Fed Bisa Kerek Bunga 50 Bps di Maret, tapi Rusia Bikin Rumit!

Putu Agus Pransuamitra, CNBC Indonesia
25 February 2022 15:06
Ilustrasi/Perang Ukraina Rusia
Foto: Ilustrasi/Perang Ukraina Rusia

Invasi yang dilakukan Rusia ke Ukraina langsung membuat harga komoditas meroket.
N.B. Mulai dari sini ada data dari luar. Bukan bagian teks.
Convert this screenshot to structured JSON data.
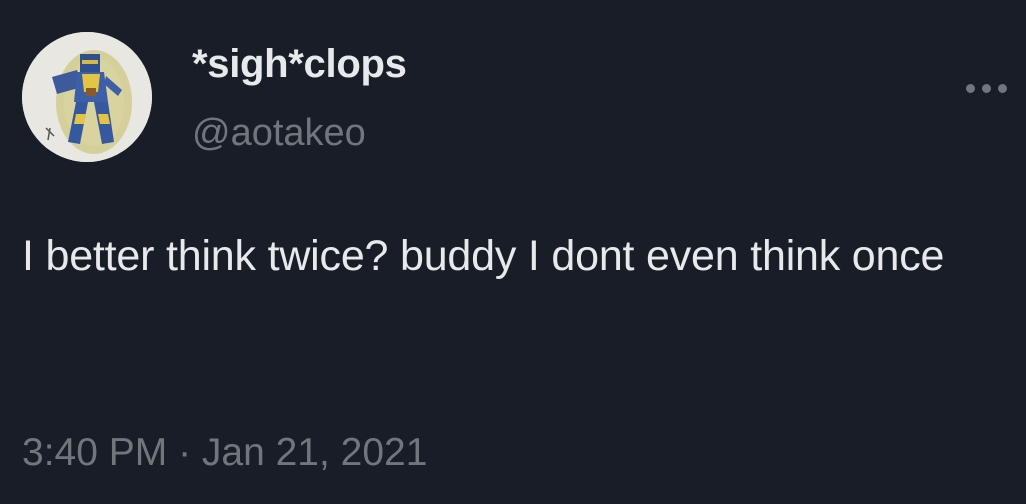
{
  "author": {
    "display_name": "*sigh*clops",
    "handle": "@aotakeo",
    "avatar_icon": "avatar-image"
  },
  "tweet": {
    "text": "I better think twice? buddy I dont even think once",
    "timestamp": "3:40 PM · Jan 21, 2021"
  },
  "actions": {
    "more_icon": "more-horizontal-icon"
  },
  "colors": {
    "background": "#181d27",
    "primary_text": "#e7e9ea",
    "secondary_text": "#71767b"
  }
}
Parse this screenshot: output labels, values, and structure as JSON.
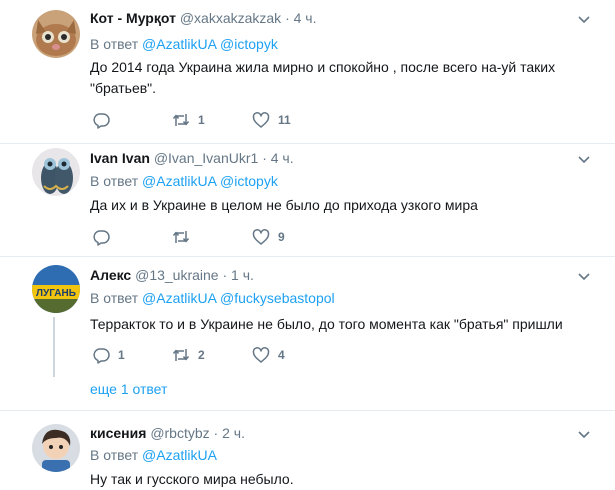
{
  "tweets": [
    {
      "name": "Кот - Мурқот",
      "handle": "@xakxakzakzak",
      "time": "· 4 ч.",
      "reply_label": "В ответ",
      "mentions": [
        "@AzatlikUA",
        "@ictopyk"
      ],
      "text_lines": [
        "До 2014 года Украина жила мирно и спокойно , после всего на-уй таких",
        "\"братьев\"."
      ],
      "replies": "",
      "retweets": "1",
      "likes": "11"
    },
    {
      "name": "Ivan Ivan",
      "handle": "@Ivan_IvanUkr1",
      "time": "· 4 ч.",
      "reply_label": "В ответ",
      "mentions": [
        "@AzatlikUA",
        "@ictopyk"
      ],
      "text_lines": [
        "Да их и в Украине в целом не было до прихода узкого мира"
      ],
      "replies": "",
      "retweets": "",
      "likes": "9"
    },
    {
      "name": "Алекс",
      "handle": "@13_ukraine",
      "time": "· 1 ч.",
      "reply_label": "В ответ",
      "mentions": [
        "@AzatlikUA",
        "@fuckysebastopol"
      ],
      "text_lines": [
        "Терракток то и в Украине не было, до того момента как \"братья\" пришли"
      ],
      "replies": "1",
      "retweets": "2",
      "likes": "4",
      "avatar_text": "ЛУГАНЬ"
    },
    {
      "name": "кисения",
      "handle": "@rbctybz",
      "time": "· 2 ч.",
      "reply_label": "В ответ",
      "mentions": [
        "@AzatlikUA"
      ],
      "text_lines": [
        "Ну так и гусского мира небыло."
      ]
    }
  ],
  "more_replies": "еще 1 ответ",
  "colors": {
    "accent": "#1da1f2",
    "muted": "#657786",
    "separator": "#e6ecf0",
    "thread_line": "#ccd6dd"
  },
  "icons": [
    "reply-icon",
    "retweet-icon",
    "like-icon",
    "chevron-down-icon"
  ]
}
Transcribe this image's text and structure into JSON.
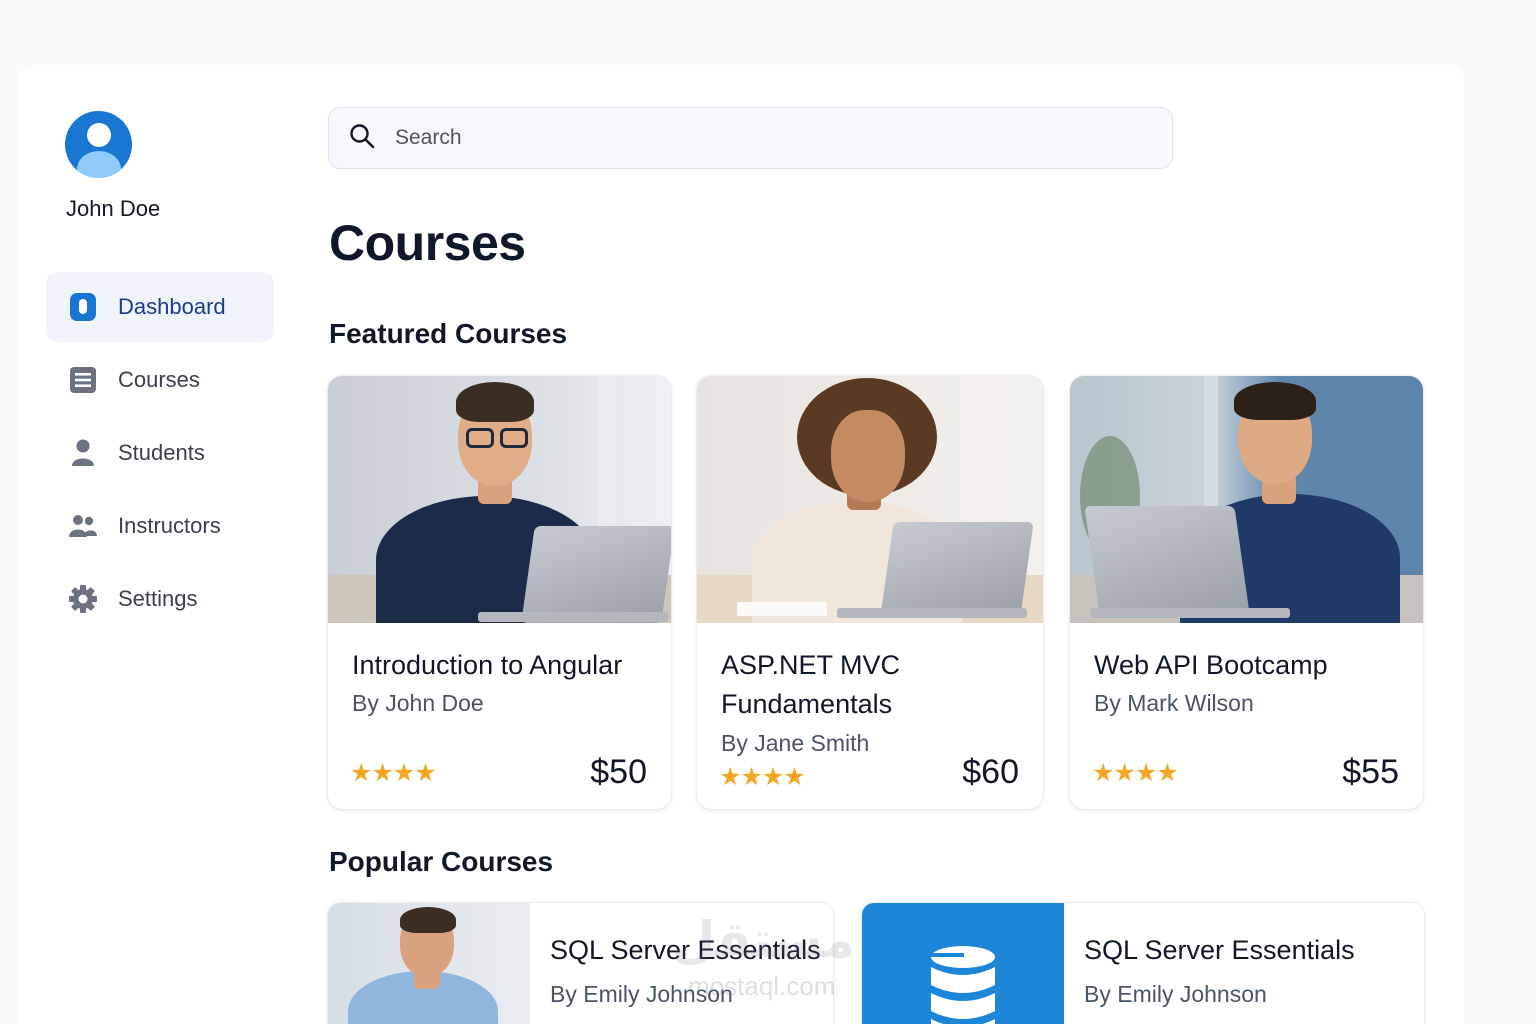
{
  "user": {
    "name": "John Doe"
  },
  "sidebar": {
    "items": [
      {
        "label": "Dashboard",
        "icon": "dashboard-icon",
        "active": true
      },
      {
        "label": "Courses",
        "icon": "courses-icon",
        "active": false
      },
      {
        "label": "Students",
        "icon": "student-icon",
        "active": false
      },
      {
        "label": "Instructors",
        "icon": "instructors-icon",
        "active": false
      },
      {
        "label": "Settings",
        "icon": "gear-icon",
        "active": false
      }
    ]
  },
  "search": {
    "placeholder": "Search",
    "icon": "search-icon"
  },
  "main": {
    "title": "Courses",
    "featured_heading": "Featured Courses",
    "popular_heading": "Popular Courses"
  },
  "featured": [
    {
      "title": "Introduction to Angular",
      "author": "By John Doe",
      "rating": "★★★★",
      "price": "$50"
    },
    {
      "title": "ASP.NET MVC Fundamentals",
      "author": "By Jane Smith",
      "rating": "★★★★",
      "price": "$60"
    },
    {
      "title": "Web API Bootcamp",
      "author": "By Mark Wilson",
      "rating": "★★★★",
      "price": "$55"
    }
  ],
  "popular": [
    {
      "title": "SQL Server Essentials",
      "author": "By Emily Johnson",
      "thumb": "photo"
    },
    {
      "title": "SQL Server Essentials",
      "author": "By Emily Johnson",
      "thumb": "database-icon"
    }
  ],
  "watermark": {
    "arabic": "مستقل",
    "latin": "mostaql.com"
  },
  "colors": {
    "accent": "#1976d2",
    "star": "#f5a623",
    "active_nav_bg": "#eff4fb",
    "page_bg": "#f8fafc"
  }
}
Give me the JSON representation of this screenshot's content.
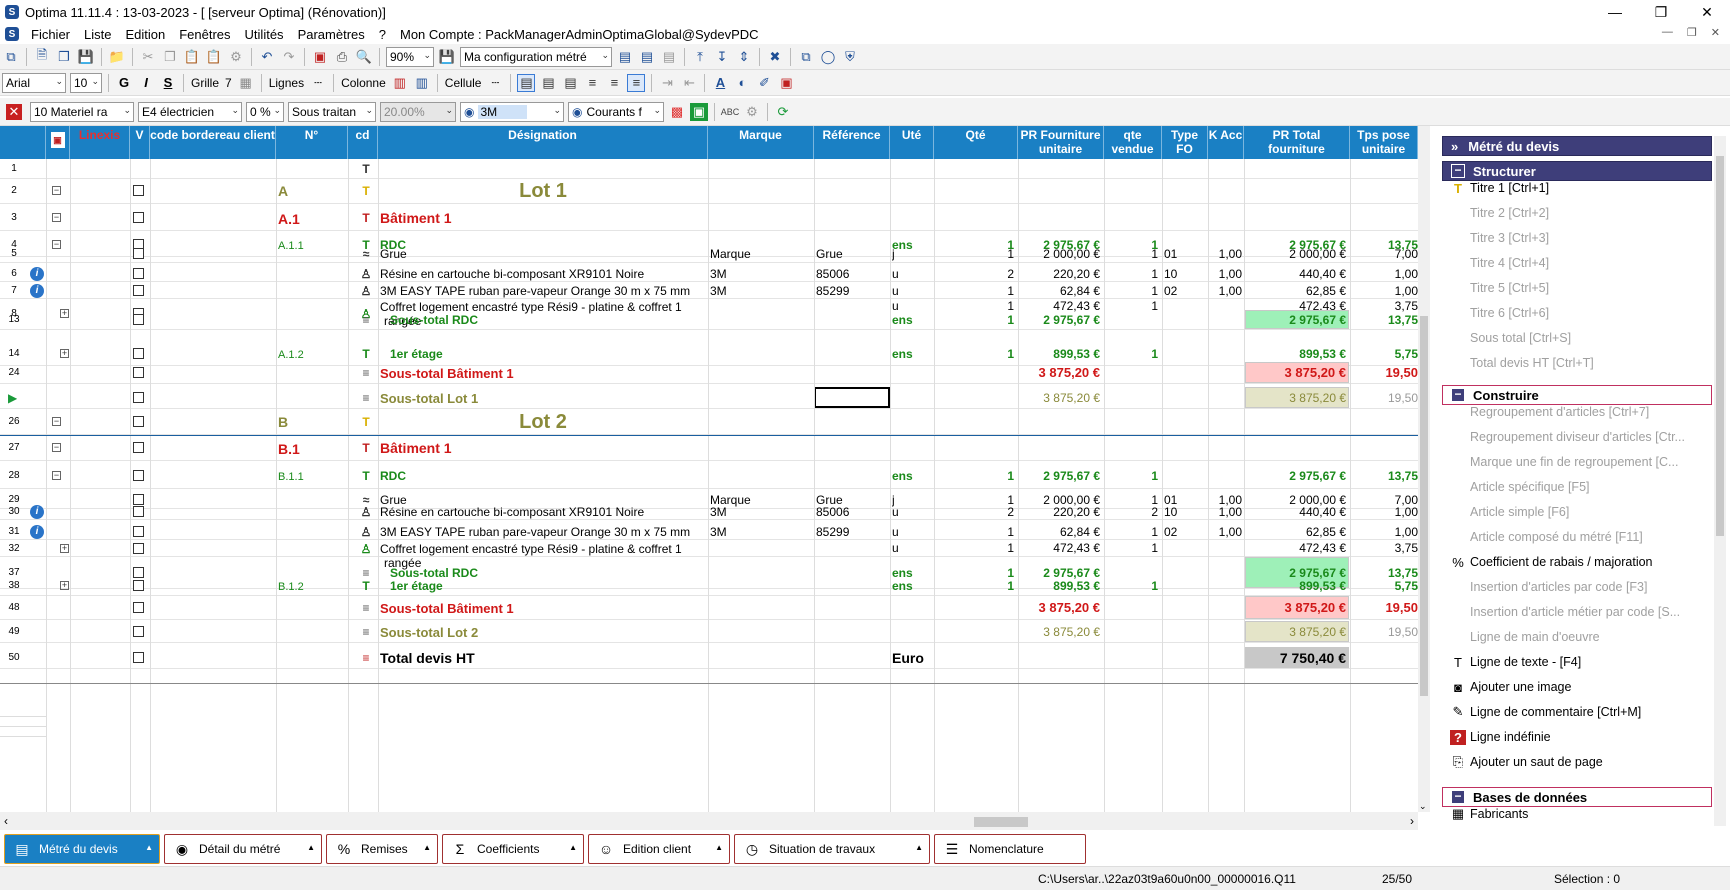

Minyak mentah jenis Brent misalnya yang melesat ke atas US$ 100/barel untuk pertama kalinya sejak tahun 2014.

Harga gas alam hingga batu bara juga ikut meroket.

Fed Waller juga melihat hal tersebut sebagai ancaman bagi pereknomian AS. Di saat inflasi sedang tinggi, kenaikan harga komoditas dapat mengganggu momentum pertumbuhan ekonomi, dan Waller mengatakan The Fed kemungkinan harus mempertimbangkan merubah rencana menghentikan era kebijakan moneter longgar untuk lebih mendukung perekonomian.

The Fed memang sangat agresif dalam menormalisasi kebijakan moneternya di tahun ini. Program pembelian aset (quantitative easing/QE) akan segera berakhir. Kemudian suku bunga langsung dinaikkan, dan nilai neraca (balance sheet) juga akan segera dikurangi.

Sejak pandemi Covid-19 melanda, The Fed menerapkan QE senilai US$ 120 miliar per bulan. Nilai QE tersebut sudah dikurangi (tapering) sejak bulan November lalu, dan akan berakhir pada Maret nanti.

QE pertama kali dilakukan pada Maret 2020, artinya sudah berlangsung selama 2 tahun yang membuat neraca The Fed melonjak menjadi nyaris US$ 9 triliun.

Besarnya nilai neraca tersebut yang akan mulai dikurangi oleh The Fed, artinya obligasi yang dimiliki akan dilepas sehingga menyerap kembali likuiditas.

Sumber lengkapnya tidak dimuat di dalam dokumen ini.